The impulse to bar someone from reading a book is the essence of denial. It is also laziness. Parents demanding schools do this simply want someone else to do part of the parenting for them. To a point, fair enough—parenting is hard work and it is true that it cannot be done in isolation. But this is beyond seeking assistance, as it affects more than one’s own children—it affects the community. It is an attempt to edit the psychology, the ethics, the awareness of the entire community. It is declaring that certain ideas, certain perspectives—certain voices—should not be considered.

Should not be considered.

Why?

Because some people do not want to be challenged. Not by society, not by their neighbors, and certainly not by their children. They do even want to think about being challenged.

I have never been afraid of the unknown. I have been afraid of what I don’t know. Which motivates me to find out. What parent genuinely concerned with their child’s ability to thrive in the world would handicap them by insisting on ignorance? The truth is, no such concerned parent would. Parents who are more concerned with maintaining their sense of control, their illusions, hiding their own ignorance, avoiding uncomfortable questions, holding any ideology as more important than truth…they would.

But they themselves are victims. Those who are invested in their ignorance for political gain or to accrue power or just to make more money who know there are people terrified of facing realities that contradict their unexamined premises know how to take advantage. The only defense is to be open to…the conversation.

We can debate truth, history, we can question hypotheses and theories, that’s not at issue. The freedom to do all that is basic. But shutting down the conversation, that takes away any choice, any possibility of discovery, of growth, even of survival. And when one group says “We don’t want that book available to our children” that is exactly what they are doing—shutting down the conversation.

“But I have a right to control what my child reads!” That is between you and your child. You do not have a right to control what the entire community reads, especially not other peoples’ children, and if that’s what you’re trying to do, then the issue is not the book, but your insecurity and anger and resentment and ignorance.

The cottage industry in this country of scaring parents and capitalizing on their panic over issues that, with a little perspective would never be issues (the kind of perspective acquired from wide and regular reading) has grown into a major problem. It has joined now with the programmatic rewriting of history and the suppression of  inconvenient facts and is emphatically anti-freedom. The distorted politics and faux moral outrage at the heart of this has little to nothing to do with “protecting” children. The books chosen, the rhetoric involved, all coalesce around the reality that this is simply a wish to avoid responsibility. This is not about the children, this is about you not wanting to be bothered with trying to answer questions you do not want asked. Children are resilient. What they need most is information, knowledge, trail markers for the development of their eventual mature selves, and the ability to deal with a mutable world. The world you may be trying to preserve at the expense of stripping voices out of the zeitgeist will not survive to their adulthood and if you were somehow to succeed in stifling those voices they will be less able to manage those changes, that world.

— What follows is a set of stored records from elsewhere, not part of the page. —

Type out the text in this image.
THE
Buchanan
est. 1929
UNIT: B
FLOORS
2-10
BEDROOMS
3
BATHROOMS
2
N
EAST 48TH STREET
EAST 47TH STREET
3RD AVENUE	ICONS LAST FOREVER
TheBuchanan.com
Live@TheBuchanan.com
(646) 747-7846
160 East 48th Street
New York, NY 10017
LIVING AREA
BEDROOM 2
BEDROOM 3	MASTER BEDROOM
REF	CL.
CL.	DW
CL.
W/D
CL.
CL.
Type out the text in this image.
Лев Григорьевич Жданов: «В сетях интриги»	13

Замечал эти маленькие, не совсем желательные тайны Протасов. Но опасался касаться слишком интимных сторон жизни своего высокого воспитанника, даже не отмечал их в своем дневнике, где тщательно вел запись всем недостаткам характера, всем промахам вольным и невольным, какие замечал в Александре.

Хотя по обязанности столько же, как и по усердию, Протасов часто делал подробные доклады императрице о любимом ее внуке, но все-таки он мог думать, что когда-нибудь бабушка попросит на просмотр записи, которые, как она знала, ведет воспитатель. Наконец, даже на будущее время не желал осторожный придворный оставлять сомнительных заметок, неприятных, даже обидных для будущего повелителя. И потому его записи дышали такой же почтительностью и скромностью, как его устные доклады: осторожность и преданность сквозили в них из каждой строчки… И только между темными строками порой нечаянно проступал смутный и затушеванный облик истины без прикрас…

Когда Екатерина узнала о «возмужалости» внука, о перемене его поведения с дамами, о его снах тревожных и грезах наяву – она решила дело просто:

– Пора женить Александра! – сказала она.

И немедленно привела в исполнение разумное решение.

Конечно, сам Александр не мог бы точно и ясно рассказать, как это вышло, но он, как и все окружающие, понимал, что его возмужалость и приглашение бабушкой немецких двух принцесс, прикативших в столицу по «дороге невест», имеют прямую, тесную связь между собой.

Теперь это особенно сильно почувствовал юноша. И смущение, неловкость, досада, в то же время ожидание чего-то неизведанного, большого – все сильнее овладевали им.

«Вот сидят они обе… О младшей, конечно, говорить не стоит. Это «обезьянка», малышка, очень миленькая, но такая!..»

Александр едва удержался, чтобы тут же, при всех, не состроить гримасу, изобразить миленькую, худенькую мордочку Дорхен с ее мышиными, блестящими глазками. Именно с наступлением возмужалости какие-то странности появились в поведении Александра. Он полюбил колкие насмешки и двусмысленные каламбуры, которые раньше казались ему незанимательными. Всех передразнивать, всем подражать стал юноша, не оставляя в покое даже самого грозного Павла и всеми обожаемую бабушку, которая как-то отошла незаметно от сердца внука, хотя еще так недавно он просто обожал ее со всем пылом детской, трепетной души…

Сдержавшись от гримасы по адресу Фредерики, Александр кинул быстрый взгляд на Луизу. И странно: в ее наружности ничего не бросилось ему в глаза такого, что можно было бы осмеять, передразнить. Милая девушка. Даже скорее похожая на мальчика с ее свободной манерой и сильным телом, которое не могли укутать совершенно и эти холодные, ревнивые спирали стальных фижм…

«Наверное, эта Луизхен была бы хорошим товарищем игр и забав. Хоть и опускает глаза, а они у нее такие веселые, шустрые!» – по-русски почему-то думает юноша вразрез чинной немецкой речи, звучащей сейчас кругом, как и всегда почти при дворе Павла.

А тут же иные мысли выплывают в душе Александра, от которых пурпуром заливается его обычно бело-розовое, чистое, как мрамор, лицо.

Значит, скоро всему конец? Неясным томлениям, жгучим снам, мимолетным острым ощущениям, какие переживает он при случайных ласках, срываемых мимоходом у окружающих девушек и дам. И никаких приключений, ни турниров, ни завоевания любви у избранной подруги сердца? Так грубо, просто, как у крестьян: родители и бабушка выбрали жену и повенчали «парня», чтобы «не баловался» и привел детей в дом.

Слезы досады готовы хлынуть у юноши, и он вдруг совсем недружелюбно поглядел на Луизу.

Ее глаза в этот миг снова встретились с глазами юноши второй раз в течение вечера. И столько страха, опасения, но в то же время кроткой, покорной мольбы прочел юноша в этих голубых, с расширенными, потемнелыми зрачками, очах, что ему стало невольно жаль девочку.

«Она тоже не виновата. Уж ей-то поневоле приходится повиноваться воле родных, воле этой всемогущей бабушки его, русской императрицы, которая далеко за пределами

Of course, you know this. In your bones, you know this is wrong. You want to fix your world in place and not be challenged in your prejudices and assumptions.

Besides, honestly, you know this will have the opposite effect than what you desire. Successfully pulling those books off shelves in schools and public libraries will be the shallowest kind of mollification. Those of you with children inclined to read know they will find these books and even if they were disinclined to read them before, they will read them now. This will be the definition of a pyrrhic victory. All you are doing is feeding a demagogue who wishes only to achieve power. And your world will end no matter what.

To quote Henry Jones, why don’t you try reading books instead of burning them.

Why don’t you find out if you’re being played.